The Young Fire was reported on August 7 at 5:45 pm in the Siskiyou Wilderness of the Six Rivers National Forest. It was primarily in the Gasquet Ranger District, fueled by timber and brush.

By August 20, the Young Fire had burned 1,200 acre, with firefighters using a containment strategy for safety reasons, due to the remote location and difficult terrain. The fire burned around the south end of Twin Peaks and on the north end of Rocky Knob. Recreational areas were impacted at this time, with Doe Flat and Young's Valley Trailheads being closed. By the morning of August 21, the fire had expanded into the Klamath National Forest. Trailhead closures remained in place, with additional closures of the Six River Forest Boundary. The Young Fire grew to 1950 acre by August 23. By August 25, temporary flight restrictions were put in place due to the fire and all trails, roads and land near the fire was closed.

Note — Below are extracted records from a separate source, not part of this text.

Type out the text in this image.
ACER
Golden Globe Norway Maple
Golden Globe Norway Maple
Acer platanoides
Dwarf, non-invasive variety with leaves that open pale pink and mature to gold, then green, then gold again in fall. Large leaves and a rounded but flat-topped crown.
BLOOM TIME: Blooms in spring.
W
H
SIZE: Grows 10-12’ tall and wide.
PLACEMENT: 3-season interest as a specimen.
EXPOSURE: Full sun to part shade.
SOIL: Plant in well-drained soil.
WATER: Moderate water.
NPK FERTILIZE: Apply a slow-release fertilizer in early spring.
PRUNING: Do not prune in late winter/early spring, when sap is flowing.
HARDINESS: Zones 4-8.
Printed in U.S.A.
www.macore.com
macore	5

As of the morning of August 27, the fire had bumped into the scar from a 2015, which helped stop it from spreading. As of August 28, the fire had grown due to west winds, with an additional 50 acres expected to be burned. It spread into the Klamath National Forest and had destroyed 2,500 acre (1900 acre in the Six Rivers National Forest and 600 acre in the Klamath National Forest). A temporary flight restriction over the area was put in place. By August 29, the fire was merged into the Eclipse Complex Fires and the Oak Fire began creeping towards the Young Fire.

On September 1, the Young and Oak Fires merged.